Generalized Beltrami flow -- a model of thin-disk and narrow-jet system

TL;DR

This paper introduces a universal principle for modeling thin-disk and narrow-jet systems near massive objects, using a generalized Beltrami condition to unify diverse astrophysical flows.

Contribution

It formulates a generalized Beltrami condition that captures the universal behavior of disk-jet systems across different scales and parameters.

Findings

Derived an analytical model of disk-jet structures using similarity solutions.

Demonstrated the flow aligns with generalized vorticity, forming a jet.

Unified diverse astrophysical flows under a single Beltrami flow framework.

Abstract

In the vicinity of a massive object of various scales (ranging from young stars to galactic nuclei), mass flow creates a spectacular structure combining a thin disk and collimated jet. Despite a wide range of scaling parameters (such as Reynolds number, Lundquist number, ionization fractions, Lorentz factor, etc.), they exhibit a remarkable similarity that must be dictated by a universal principle.

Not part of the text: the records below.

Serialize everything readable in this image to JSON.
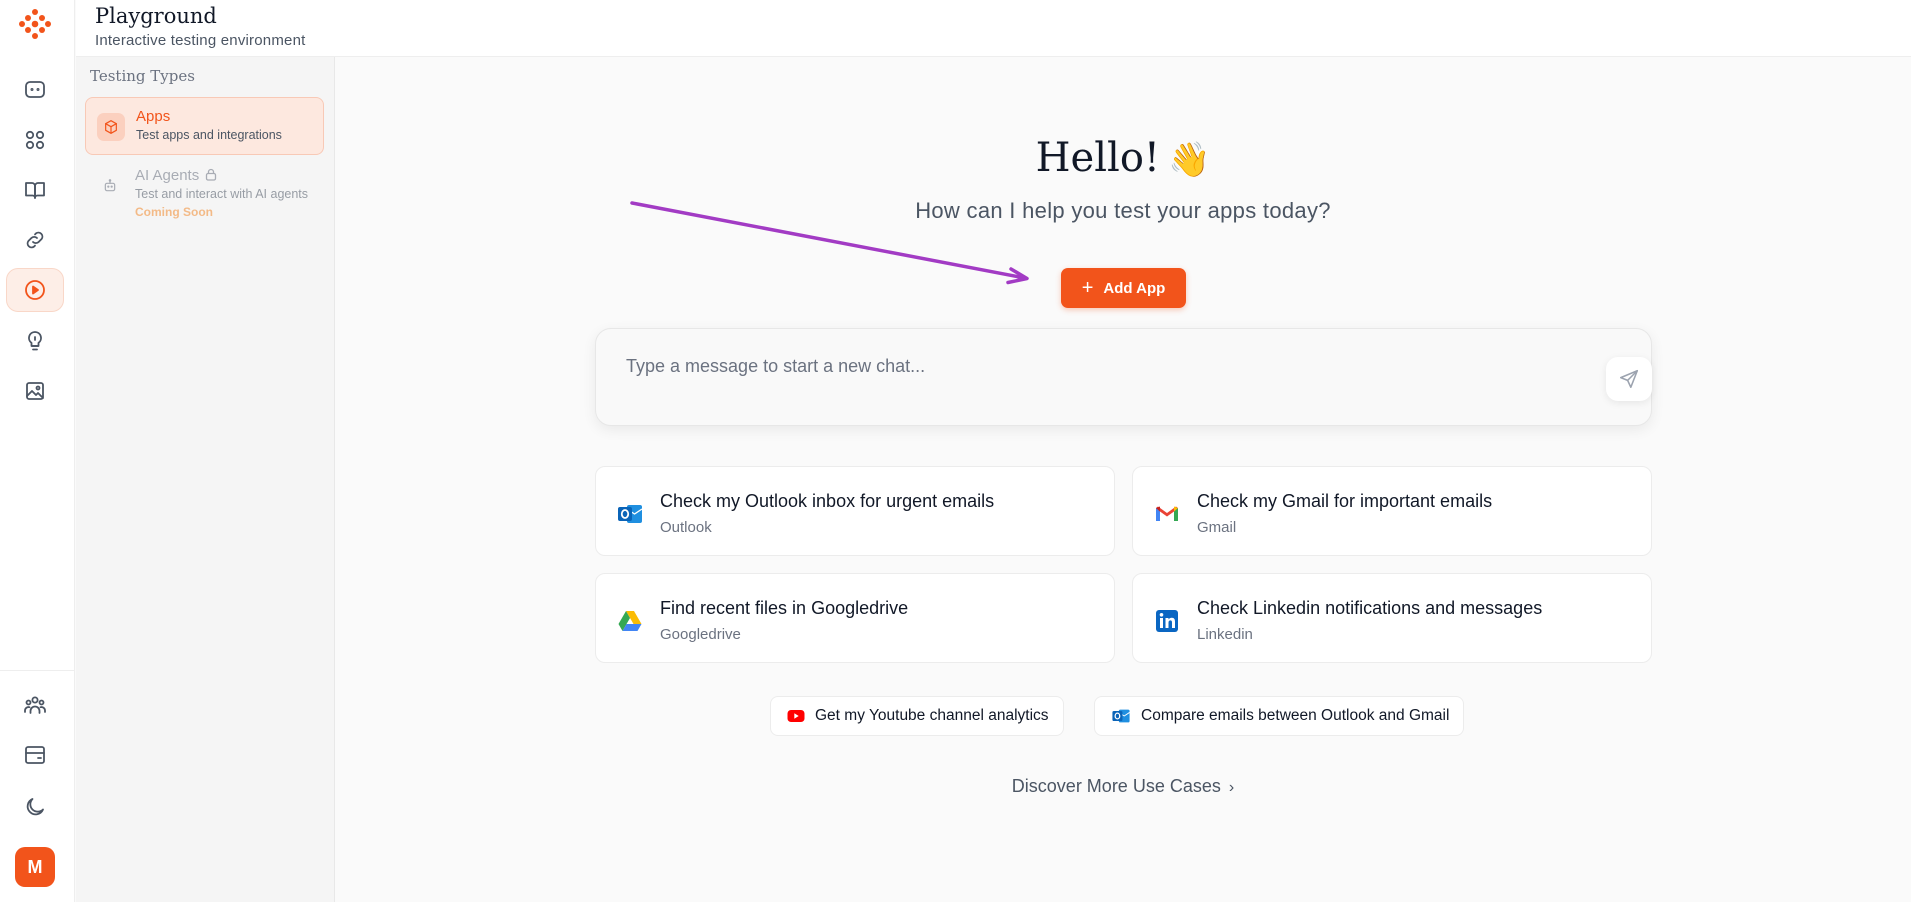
{
  "header": {
    "title": "Playground",
    "subtitle": "Interactive testing environment"
  },
  "rail": {
    "items": [
      {
        "icon": "chat-icon"
      },
      {
        "icon": "apps-grid-icon"
      },
      {
        "icon": "book-icon"
      },
      {
        "icon": "link-icon"
      },
      {
        "icon": "play-circle-icon",
        "active": true
      },
      {
        "icon": "lightbulb-icon"
      },
      {
        "icon": "image-icon"
      }
    ],
    "bottom": [
      {
        "icon": "users-icon"
      },
      {
        "icon": "wallet-icon"
      },
      {
        "icon": "moon-icon"
      }
    ],
    "avatar_initial": "M"
  },
  "sidebar": {
    "section_title": "Testing Types",
    "items": [
      {
        "label": "Apps",
        "desc": "Test apps and integrations",
        "active": true
      },
      {
        "label": "AI Agents",
        "desc": "Test and interact with AI agents",
        "badge": "Coming Soon",
        "locked": true
      }
    ]
  },
  "main": {
    "greeting": "Hello!",
    "greeting_emoji": "👋",
    "lead": "How can I help you test your apps today?",
    "add_app_label": "Add App",
    "chat_placeholder": "Type a message to start a new chat...",
    "cards": [
      {
        "title": "Check my Outlook inbox for urgent emails",
        "sub": "Outlook",
        "icon": "outlook-icon"
      },
      {
        "title": "Check my Gmail for important emails",
        "sub": "Gmail",
        "icon": "gmail-icon"
      },
      {
        "title": "Find recent files in Googledrive",
        "sub": "Googledrive",
        "icon": "google-drive-icon"
      },
      {
        "title": "Check Linkedin notifications and messages",
        "sub": "Linkedin",
        "icon": "linkedin-icon"
      }
    ],
    "chips": [
      {
        "label": "Get my Youtube channel analytics",
        "icon": "youtube-icon"
      },
      {
        "label": "Compare emails between Outlook and Gmail",
        "icon": "outlook-icon"
      }
    ],
    "discover_label": "Discover More Use Cases"
  },
  "colors": {
    "accent": "#f2541b",
    "annotation_arrow": "#a23bc4"
  }
}
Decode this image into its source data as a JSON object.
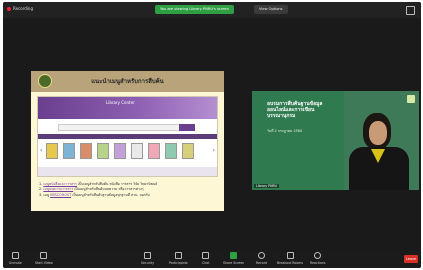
{
  "topbar": {
    "recording": "Recording",
    "sharing": "You are viewing Library PNRU's screen",
    "view_options": "View Options"
  },
  "slide": {
    "title": "แนะนำเมนูสำหรับการสืบค้น",
    "web_banner": "Library Center",
    "items": [
      "1. เมนูหนังสือและวารสาร เป็นเมนูสำหรับสืบค้น หนังสือ วารสาร วิจัย วิทยานิพนธ์",
      "2. เมนูบทความวารสาร เป็นเมนูสำหรับสืบค้นบทความ หรือวารสารต่างๆ",
      "3. เมนู EBSCOHOST เป็นเมนูสำหรับสืบค้นฐานข้อมูลทุกฐานที่ สวน. บอกรับ"
    ],
    "links": [
      "เมนูหนังสือและวารสาร",
      "เมนูบทความวารสาร",
      "EBSCOHOST"
    ]
  },
  "video": {
    "title": "อบรมการสืบค้นฐานข้อมูลออนไลน์และการเขียนบรรณานุกรม",
    "subtitle": "วันที่ 2 กรกฎาคม 2564",
    "name": "Library PNRU"
  },
  "toolbar": {
    "items": [
      {
        "label": "Unmute",
        "icon": "mic-icon"
      },
      {
        "label": "Start Video",
        "icon": "video-icon"
      },
      {
        "label": "Security",
        "icon": "shield-icon"
      },
      {
        "label": "Participants",
        "icon": "participants-icon"
      },
      {
        "label": "Chat",
        "icon": "chat-icon"
      },
      {
        "label": "Share Screen",
        "icon": "share-icon"
      },
      {
        "label": "Record",
        "icon": "record-icon"
      },
      {
        "label": "Breakout Rooms",
        "icon": "rooms-icon"
      },
      {
        "label": "Reactions",
        "icon": "smile-icon"
      }
    ],
    "leave": "Leave"
  },
  "colors": {
    "share_green": "#2ea043",
    "leave_red": "#d93025",
    "slide_bg": "#fdf7d6",
    "web_purple": "#6a3f8f"
  }
}
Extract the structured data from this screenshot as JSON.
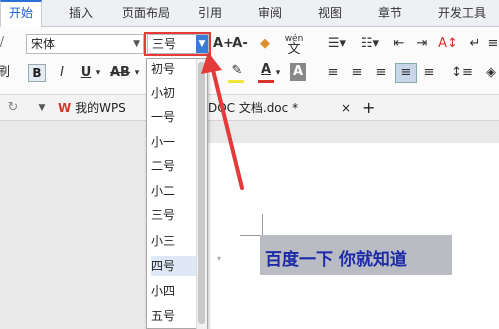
{
  "tabs": [
    "开始",
    "插入",
    "页面布局",
    "引用",
    "审阅",
    "视图",
    "章节",
    "开发工具"
  ],
  "ribbon": {
    "font_name": "宋体",
    "font_size": "三号",
    "font_grow": "A+",
    "font_shrink": "A-",
    "bold": "B",
    "italic": "I",
    "underline": "U",
    "strike": "AB",
    "text_color_icon": "A",
    "char_shading": "A",
    "phonetic": "wén",
    "left_edge": "刷"
  },
  "doc_tabs": {
    "my_wps": "我的WPS",
    "file": "DOC 文档.doc *",
    "close": "×",
    "add": "+"
  },
  "font_size_options": [
    "初号",
    "小初",
    "一号",
    "小一",
    "二号",
    "小二",
    "三号",
    "小三",
    "四号",
    "小四",
    "五号"
  ],
  "selected_option": "四号",
  "document_text": "百度一下 你就知道",
  "colors": {
    "accent": "#2b6fd6",
    "annotation": "#e53a3a",
    "wps_red": "#d9342b",
    "doc_text": "#1c2aa8"
  }
}
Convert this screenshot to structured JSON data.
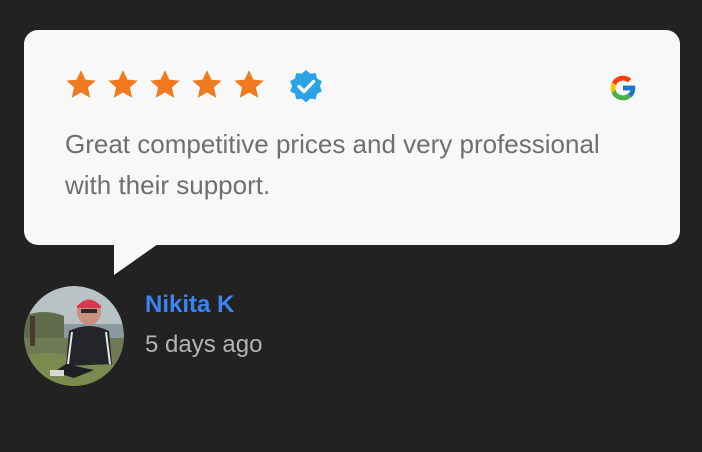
{
  "review": {
    "rating": 5,
    "rating_max": 5,
    "verified_icon": "verified-badge-icon",
    "source_icon": "google-logo-icon",
    "text": "Great competitive prices and very professional with their support."
  },
  "author": {
    "name": "Nikita K",
    "date": "5 days ago",
    "avatar_icon": "avatar-photo"
  },
  "colors": {
    "background": "#222222",
    "card": "#f8f8f8",
    "star": "#f07a1d",
    "verified": "#2aa3e6",
    "name": "#3c84f0",
    "review_text": "#6f6f6f",
    "date": "#b4b4b4"
  }
}
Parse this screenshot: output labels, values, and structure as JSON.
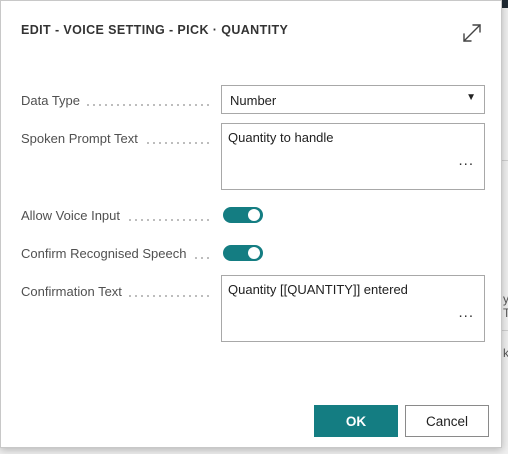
{
  "dialog": {
    "title": "EDIT - VOICE SETTING - PICK · QUANTITY",
    "expand_icon": "expand-diagonal-arrows"
  },
  "fields": {
    "data_type": {
      "label": "Data Type",
      "value": "Number"
    },
    "spoken_prompt": {
      "label": "Spoken Prompt Text",
      "value": "Quantity to handle"
    },
    "allow_voice_input": {
      "label": "Allow Voice Input",
      "state": "on"
    },
    "confirm_speech": {
      "label": "Confirm Recognised Speech",
      "state": "on"
    },
    "confirmation_text": {
      "label": "Confirmation Text",
      "value": "Quantity [[QUANTITY]] entered"
    }
  },
  "ellipsis": "...",
  "buttons": {
    "ok": "OK",
    "cancel": "Cancel"
  },
  "background": {
    "glyph_1": "y",
    "glyph_2": "T",
    "glyph_3": "k"
  },
  "colors": {
    "accent": "#147d82",
    "field_border": "#a8a8a8",
    "label": "#505050"
  }
}
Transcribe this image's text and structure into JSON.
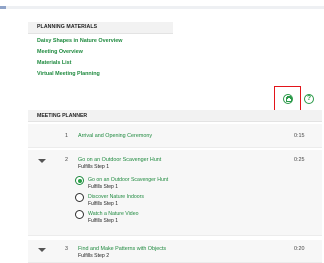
{
  "planning_materials": {
    "header": "PLANNING MATERIALS",
    "links": [
      "Daisy Shapes in Nature Overview",
      "Meeting Overview",
      "Materials List",
      "Virtual Meeting Planning"
    ]
  },
  "toolbar": {
    "print_icon": "printer-icon",
    "help_icon": "question-mark-icon",
    "help_glyph": "?"
  },
  "meeting_planner": {
    "header": "MEETING PLANNER",
    "rows": [
      {
        "number": "1",
        "title": "Arrival and Opening Ceremony",
        "duration": "0:15"
      },
      {
        "number": "2",
        "title": "Go on an Outdoor Scavenger Hunt",
        "subtitle": "Fulfills Step 1",
        "duration": "0:25",
        "options": [
          {
            "title": "Go on an Outdoor Scavenger Hunt",
            "subtitle": "Fulfills Step 1",
            "selected": true
          },
          {
            "title": "Discover Nature Indoors",
            "subtitle": "Fulfills Step 1",
            "selected": false
          },
          {
            "title": "Watch a Nature Video",
            "subtitle": "Fulfills Step 1",
            "selected": false
          }
        ]
      },
      {
        "number": "3",
        "title": "Find and Make Patterns with Objects",
        "subtitle": "Fulfills Step 2",
        "duration": "0:20"
      }
    ]
  },
  "colors": {
    "link_green": "#1f8a3f",
    "highlight_red": "#e3141a",
    "header_bg": "#f2f2f2"
  }
}
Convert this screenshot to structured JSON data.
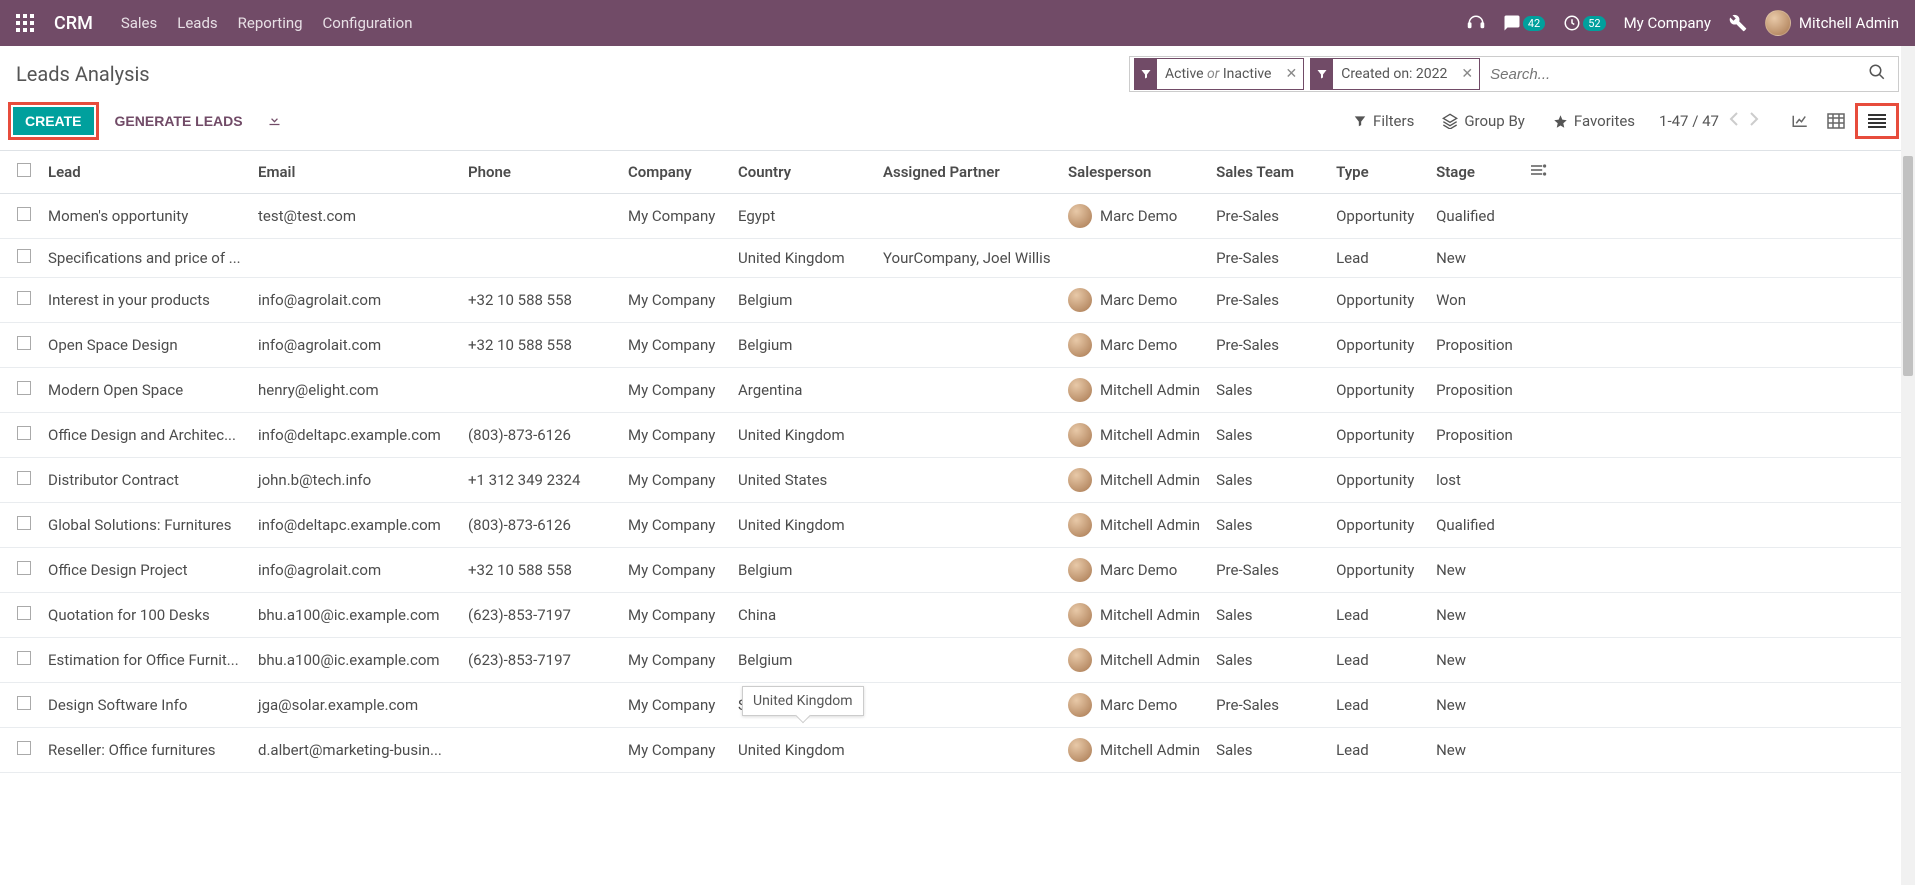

A generalized Beltrami condition has been formulated as a succinct representation of such a principle. The singularity at the center of the Keplerian rotation forces the flow to align with the "generalized vorticity" (including the effect of localized density and finite dissipation) which appears as an axle penetrating the disk, i.e. the jet is a Beltrami flow. Based on the Beltrami flow model, an analytical expression of a disk-jet system has been constructed by the method of similarity solution.